PhiPi > PiPhi

It shall be left as an exercise to the reader to prove that PhiPi logic is far more valuable than PiPhi-lology: http://en.wikipedia.org/wiki/Piphilology
Pie
I wish I could determine pi
Eureka, cried the great inventor
Christmas pudding, Christmas pie
Is the problem's very center.
Pie
I wish I could determine pi
Eureka, cried the great inventor
Christmas pudding, Christmas pie
Is the problem's very center.
Comments
BTW, one of my favorite questions from the bank of those available for the ham radio technician-class license test is this:
B. Ohmmeter
C. Iambic pentameter
D. Directional wattmeter
I was hoping I'd get this question on my exam, just so I could answer C. But I didn't.
-Phil
What kind of logic is that? Tell me exactly what I missed so I can learn!
And PhiPi, I'll make you a righteous deal on a vintage Heathkit 250W iambic pentameter if you're still in the market. Just PM me your credit card number and PIN. I'll take care of the rest.
You fared better on your Extra Class exam than I did. The examiner said, "Well, you didn't get any more right than you had to!" 'Total fluke: i didn't study for it (was just going for a Tech license) and should not have passed at all. So I agree that the testing is flawed.
Regarding your generous offer: sorry, but I'll have to pass. I just bought a Hammarlund "Haiku 2000" Amp on eBay. 'Should be here any day now...
-Phil
So I faked my way through Advanced class, but I did hit the books for Extra several years later. Honestly, my interest was primarily to get my code speed up. But it had been a while and the code requirements had already been dropped, much to my chagrin.
Marginally related to my original post: I had Pi memorized to 50 decimal places in my misspent youth, for reasons that utterly escape me now.
-Phil
ok that is as far as I could get in 10 min
???
Useless fact 10^16th digit of pie is a 0.
There once was a fellow from Greece,
Who forgot pi's last decimal piece.
So he used electronics
To collect pi mnemonics...
Now he's hooked, and there is no release.

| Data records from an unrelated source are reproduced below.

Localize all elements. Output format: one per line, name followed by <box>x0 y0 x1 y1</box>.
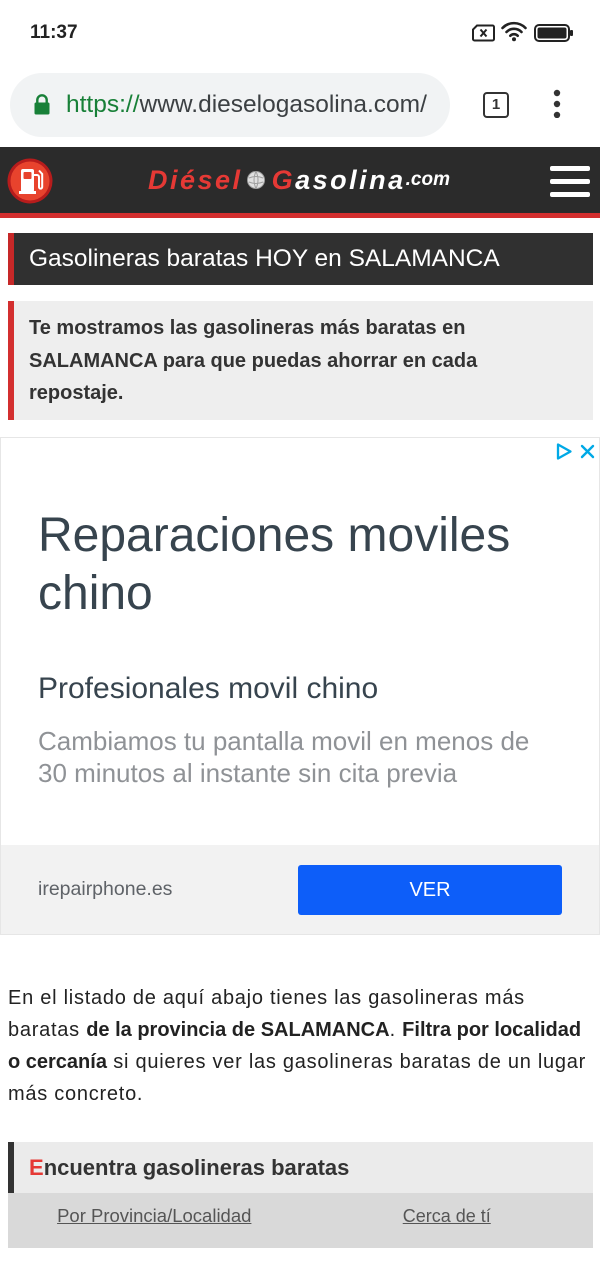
ad-close-icon[interactable] <box>580 444 595 464</box>
intro-callout: Te mostramos las gasolineras más baratas… <box>8 301 593 420</box>
menu-bar <box>550 179 590 184</box>
ad-banner[interactable]: Reparaciones moviles chino Profesionales… <box>0 437 600 935</box>
url-scheme: https:// <box>66 91 140 118</box>
adchoices-icon[interactable] <box>555 442 573 466</box>
hamburger-menu-icon[interactable] <box>550 166 590 205</box>
logo-word-gasolina: asolina <box>295 164 406 195</box>
ad-subheadline[interactable]: Profesionales movil chino <box>38 671 568 707</box>
battery-icon <box>534 24 574 47</box>
menu-bar <box>550 166 590 171</box>
finder-title: Encuentra gasolineras baratas <box>8 1142 593 1193</box>
address-bar[interactable]: https://www.dieselogasolina.com/ <box>10 73 450 137</box>
page-title: Gasolineras baratas HOY en SALAMANCA <box>8 233 593 285</box>
tab-provincia-localidad[interactable]: Por Provincia/Localidad <box>8 1193 301 1248</box>
browser-menu-button[interactable] <box>551 88 563 119</box>
finder-title-initial: E <box>29 1155 44 1180</box>
site-logo[interactable]: Diésel G asolina .com <box>148 147 450 213</box>
ad-footer: irepairphone.es VER <box>1 845 599 934</box>
body-paragraph: En el listado de aquí abajo tienes las g… <box>8 982 593 1110</box>
logo-word-diesel: Diésel <box>148 164 243 195</box>
tab-switcher-button[interactable]: 1 <box>483 92 509 118</box>
ad-description[interactable]: Cambiamos tu pantalla movil en menos de … <box>38 725 538 789</box>
logo-suffix: .com <box>405 169 450 190</box>
finder-title-rest: ncuentra gasolineras baratas <box>43 1155 350 1180</box>
body-text-part: . <box>389 1019 403 1041</box>
menu-bar <box>550 192 590 197</box>
logo-initial-g: G <box>271 164 296 195</box>
url-host: www.dieselogasolina.com/ <box>139 91 427 118</box>
globe-icon <box>246 171 265 189</box>
more-vert-icon <box>553 89 561 119</box>
status-bar: 11:37 <box>0 0 600 66</box>
sim-off-icon <box>472 24 495 47</box>
url-text[interactable]: https://www.dieselogasolina.com/ <box>66 73 438 137</box>
lock-icon <box>34 94 50 120</box>
finder-tabs: Por Provincia/Localidad Cerca de tí <box>8 1193 593 1248</box>
fuel-pump-icon[interactable] <box>7 158 53 204</box>
site-header: Diésel G asolina .com <box>0 147 600 218</box>
body-text-bold: de la provincia de SALAMANCA <box>86 1019 390 1041</box>
ad-domain[interactable]: irepairphone.es <box>38 877 172 901</box>
tab-cerca-de-ti[interactable]: Cerca de tí <box>301 1193 594 1248</box>
ad-cta-button[interactable]: VER <box>298 865 562 915</box>
status-time: 11:37 <box>30 22 78 43</box>
wifi-icon <box>501 21 527 47</box>
station-finder: Encuentra gasolineras baratas Por Provin… <box>8 1142 593 1248</box>
ad-headline[interactable]: Reparaciones moviles chino <box>38 507 538 623</box>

Michael P. Masterson-Gibbons
Sir, I bear a rhyme excelling
In mystic force, and magic spelling
Celestial sprites elucidate
All my own striving can't relate
Or locate they who can cogitate
And so finally terminate.
Finis.
To decode, a text program counting the number of characters is required. Now we definitely need strings.
But this is not exactly the integer technique I was thinking about.
For more info and another BASIC program
http://www.groupsrv.com/computers/about501988.html
pi=3
now if you want to compute a single hex digit of pi you could use the formula i posted.
355/113 = 3.14159292...
-Phil
I thought pi is a predefined constant in SPIN. Page 93 of the Prop manual, for example???
Pity the poor masses who are content to remember Pi as 22/7!
Or pity us, as the poor masses are out voting today!
I don't know how many bugs you could put in one line of code that is only 4 characters long:)
Firstly the assignment operator in Spin in ":=" not just "="
Secondly "pi" is a reserved word that you cannot assign to. It is a constant holding the floating point value of pi.
You were successful. I thought it was funny. But I'd just so happened to notice that pi was a predefined constant just before seeing your post, so I thought I'd be a dork and try to look like I knew about pi's status off the top of my head. I was trying to look intelligent.